Another part of the brain that’s greatly affected by sleep is the amygdala, which is 60%  more reactive when running on less than seven hours of sleep: this is the part of the brain that  causes people to make snap decisions and has also been linked to negative emotions and mood  swings, including aggression. It is also why a lack of sleep can lead to an increase of stress and  anxiety.
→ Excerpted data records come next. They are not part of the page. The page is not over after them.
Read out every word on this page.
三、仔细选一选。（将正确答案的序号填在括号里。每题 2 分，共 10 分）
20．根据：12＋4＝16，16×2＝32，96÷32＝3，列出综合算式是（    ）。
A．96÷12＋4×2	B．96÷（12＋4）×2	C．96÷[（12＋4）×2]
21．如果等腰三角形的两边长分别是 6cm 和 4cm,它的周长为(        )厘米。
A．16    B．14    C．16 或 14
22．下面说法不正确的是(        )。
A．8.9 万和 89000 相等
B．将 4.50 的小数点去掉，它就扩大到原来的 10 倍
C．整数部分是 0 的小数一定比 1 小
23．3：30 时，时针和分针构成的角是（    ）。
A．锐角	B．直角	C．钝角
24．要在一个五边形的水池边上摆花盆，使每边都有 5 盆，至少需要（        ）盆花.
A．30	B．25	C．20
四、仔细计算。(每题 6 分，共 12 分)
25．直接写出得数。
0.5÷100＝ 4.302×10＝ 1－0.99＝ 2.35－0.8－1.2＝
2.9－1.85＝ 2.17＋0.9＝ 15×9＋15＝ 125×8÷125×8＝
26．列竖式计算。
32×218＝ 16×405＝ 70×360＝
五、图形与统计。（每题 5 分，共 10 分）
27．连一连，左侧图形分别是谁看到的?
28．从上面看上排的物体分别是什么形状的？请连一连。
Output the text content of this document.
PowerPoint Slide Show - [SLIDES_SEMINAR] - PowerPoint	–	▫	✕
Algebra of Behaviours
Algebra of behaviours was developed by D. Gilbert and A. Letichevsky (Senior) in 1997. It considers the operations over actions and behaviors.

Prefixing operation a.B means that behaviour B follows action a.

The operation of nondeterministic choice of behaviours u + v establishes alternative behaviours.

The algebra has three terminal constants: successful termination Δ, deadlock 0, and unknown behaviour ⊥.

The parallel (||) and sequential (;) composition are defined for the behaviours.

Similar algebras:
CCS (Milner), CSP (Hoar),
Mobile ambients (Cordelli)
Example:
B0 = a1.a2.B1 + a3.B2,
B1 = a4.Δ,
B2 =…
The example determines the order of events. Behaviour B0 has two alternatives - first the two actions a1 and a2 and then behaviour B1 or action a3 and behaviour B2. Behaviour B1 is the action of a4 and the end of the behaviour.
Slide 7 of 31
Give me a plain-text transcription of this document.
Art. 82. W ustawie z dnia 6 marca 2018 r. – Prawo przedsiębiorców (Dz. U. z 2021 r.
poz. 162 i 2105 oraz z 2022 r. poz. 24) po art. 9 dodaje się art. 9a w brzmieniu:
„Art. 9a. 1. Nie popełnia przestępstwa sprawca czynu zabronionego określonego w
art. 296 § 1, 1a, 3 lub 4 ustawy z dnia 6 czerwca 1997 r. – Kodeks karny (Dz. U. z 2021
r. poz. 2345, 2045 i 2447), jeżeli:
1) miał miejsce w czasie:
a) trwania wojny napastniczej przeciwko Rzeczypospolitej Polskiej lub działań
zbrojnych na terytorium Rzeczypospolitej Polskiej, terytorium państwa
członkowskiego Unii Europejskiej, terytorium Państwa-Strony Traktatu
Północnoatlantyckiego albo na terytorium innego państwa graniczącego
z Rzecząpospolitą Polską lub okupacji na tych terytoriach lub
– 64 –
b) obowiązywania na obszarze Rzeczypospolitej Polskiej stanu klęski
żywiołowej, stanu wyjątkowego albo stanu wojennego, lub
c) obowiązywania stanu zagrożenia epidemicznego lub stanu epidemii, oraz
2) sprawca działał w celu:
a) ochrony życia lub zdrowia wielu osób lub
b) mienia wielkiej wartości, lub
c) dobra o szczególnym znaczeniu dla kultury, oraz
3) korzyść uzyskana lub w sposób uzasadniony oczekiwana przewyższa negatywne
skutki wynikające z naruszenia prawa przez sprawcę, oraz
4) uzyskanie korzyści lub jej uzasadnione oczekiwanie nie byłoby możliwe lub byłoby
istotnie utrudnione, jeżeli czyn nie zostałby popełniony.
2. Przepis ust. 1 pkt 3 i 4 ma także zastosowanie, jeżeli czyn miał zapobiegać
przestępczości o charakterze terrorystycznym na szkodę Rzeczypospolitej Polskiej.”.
Usually, the prefrontal cortex controls the amygdala and helps prevent us from making  bad decisions, but it has far less jurisdiction when the brain is overtired.  

A lack of sleep can lead to an increase of stress and anxiety

There are so many positive aspects to sleeping for around seven to eight hours a night that you might be wondering how you can get better rest.  

Firstly, experts recommend setting a regular routine as one of the best ways to sleep better. Dr Colleen Ehrnstrom, who is an expert in sleep studies and insomnia, recommends getting up at the  same time every morning “even if you have a terrible night of sleep”. She says it’s better to compensate by taking a nap later in the day, rather than sleeping in longer than usual.  

Secondly, you’ll sleep better if you avoid using electronic devices for an hour before bedtime. Blue  light causes your brain to think that it’s still daytime and this can suppress the production of  melatonin, a hormone that regulates sleep. If you find that using devices helps you relax before  bed, most will have an option that allows you to turn off blue light or schedule them to do so at  certain times of day. You can also put a timer on your phone if you feel like you’ll be unable to put it down at bedtime. Similarly, keeping your room dark and cool will also help keep your levels of  melatonin up, as exposure to light may reduce your melatonin levels.  

Thirdly, when structuring your new bedtime routine, there are two other factors you should  account for: food and a bath or shower. It’s important to make sure that you don’t eat dinner too late. You should leave at least three hours between eating and sleeping, to allow your body time  to digest: otherwise, your body will be too busy digesting to rest. Taking a bath or shower before  bed can also help you fall asleep easier, as they cause your body temperature to rise a little: the ideal time to sleep is when your core body temperature is dropping.  

It’s common for students to stay awake late or get up early, in order to meet their deadlines on time, but science shows that this is actually bad for our health. As well as impairing creativity and memory in the short term, prolonged periods of sleep loss can lead to neurodegenerative  diseases such as Parkinson’s or Alzheimer’s. So, while it may seem easy to write off a bad night’s  sleep as not a big deal, it’s actually very important to maintain a regular sleep schedule.